If you consider say elevator music - music that's just there to fill space, rather than to be listened too - then I don't think there's that much difference between using AI to produce it and using AI to produce clip art or boilerplate code.
If you consider say elevator music - music that's just there to fill space, rather than to be listened too - then I don't think there's that much difference between using AI to produce it and using AI to produce clip art or boilerplate code.
Music as wallpaper vs music as artistic paintings.
We are fine with mass-producing wallpaper with machines. People buy this every day, no problem.
We are not fine with mass-producing framed paintings that are "art".
Both hang on the wall as decoration. Essentially the same purpose. But we have very different feelings about them and hold them to very different standards.
Music is the same. We have muzak - background music that isn't supposed to be listened to, it's just wallpaper. I don't think many people object to this being machine-made in bulk. And then we have music that is art and is supposed to be listened to explicitly. We hold this to a higher standard and expect it to be the product of human creative urges.
> We are not fine with mass-producing framed paintings that are "art".
Sure “we” are; we just call them “prints” or “posters” instead of ”paintings”.
Even furniture music is art: https://en.wikipedia.org/wiki/Furniture_music
I have the sudden urge to frame some wallpaper.
Relevant Basquiat quote:
“Art is how we decorate space, music is how we decorate time.”
> We are not fine with mass-producing framed paintings that are "art".
Uhh... Cheap, basically AI generated art for home decor definitely exists.

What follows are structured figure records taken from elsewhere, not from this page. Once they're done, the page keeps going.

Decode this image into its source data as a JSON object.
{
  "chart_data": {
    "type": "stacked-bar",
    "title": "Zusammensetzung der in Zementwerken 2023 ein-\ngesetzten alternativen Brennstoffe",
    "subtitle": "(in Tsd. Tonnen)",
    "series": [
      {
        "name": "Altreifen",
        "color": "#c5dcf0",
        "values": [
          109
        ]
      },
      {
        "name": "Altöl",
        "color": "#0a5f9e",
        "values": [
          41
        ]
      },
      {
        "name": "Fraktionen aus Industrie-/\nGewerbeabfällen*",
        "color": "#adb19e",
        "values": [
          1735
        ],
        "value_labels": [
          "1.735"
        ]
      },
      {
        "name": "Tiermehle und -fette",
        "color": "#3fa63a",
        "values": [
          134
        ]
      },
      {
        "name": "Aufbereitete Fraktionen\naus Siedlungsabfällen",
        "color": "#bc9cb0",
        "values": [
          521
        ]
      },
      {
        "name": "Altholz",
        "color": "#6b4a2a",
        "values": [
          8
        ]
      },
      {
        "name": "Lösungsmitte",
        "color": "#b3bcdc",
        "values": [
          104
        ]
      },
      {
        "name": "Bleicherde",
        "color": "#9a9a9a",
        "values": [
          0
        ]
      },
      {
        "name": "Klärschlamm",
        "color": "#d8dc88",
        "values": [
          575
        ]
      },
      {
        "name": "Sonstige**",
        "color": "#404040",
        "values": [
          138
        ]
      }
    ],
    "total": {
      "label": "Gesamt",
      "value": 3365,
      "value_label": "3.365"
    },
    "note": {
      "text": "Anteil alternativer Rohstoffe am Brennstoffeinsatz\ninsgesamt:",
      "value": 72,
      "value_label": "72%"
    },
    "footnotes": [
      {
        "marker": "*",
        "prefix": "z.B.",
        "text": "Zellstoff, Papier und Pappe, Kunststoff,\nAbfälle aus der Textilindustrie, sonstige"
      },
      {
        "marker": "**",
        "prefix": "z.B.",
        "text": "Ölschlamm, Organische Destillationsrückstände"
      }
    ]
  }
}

> And then we have music that is art and is supposed to be listened to explicitly
Just like how most people are not sommeliers, most people just listen to pop music "slop"
> We are not fine with mass-producing framed paintings that are "art".
China is full of factories where exactly this is being done and people are fine with this.
https://news.ycombinator.com/item?id=15742507
Seems a bit silly, though. More economical to paint (or draw, or cut-and-paste, or whatever) one original, scan it, then print many copies.
It depends entirely upon who the "we" is in question. There has long been an aristocratic tantrum against affordable decoration in the art and architecture world, dating back to men's formal wear going mostly monochromatic as soon as colors became widely affordable instead of reserved for the gentry. There were similar ones against ornamentation with Brutalism (mixed with dadaist 'the world doesn't deserve art!' post WWI despair memes).
The cynical would dismiss the whole distinction between mass produced and unique art as arbitrary. Or worse, just as a racket to create artificial scarcity, a social kabuki show to create the pretension of high culture, or for the purpose of some sort of criminal scheme like money laundering.
Well, code and visual art is more differentiated, so the thing you need probably doesn't exist and it would take effort & money to procure it. Not always, but often enough to make rational people default to AI.
With music... if there's a style you like, no matter how eclectic, there are probably thousands matching human-recorded tracks you can listen to today.
Finding those thousands of matching human-recorded tracks and curating them into playlists seems like a benign use of music-aware ML models.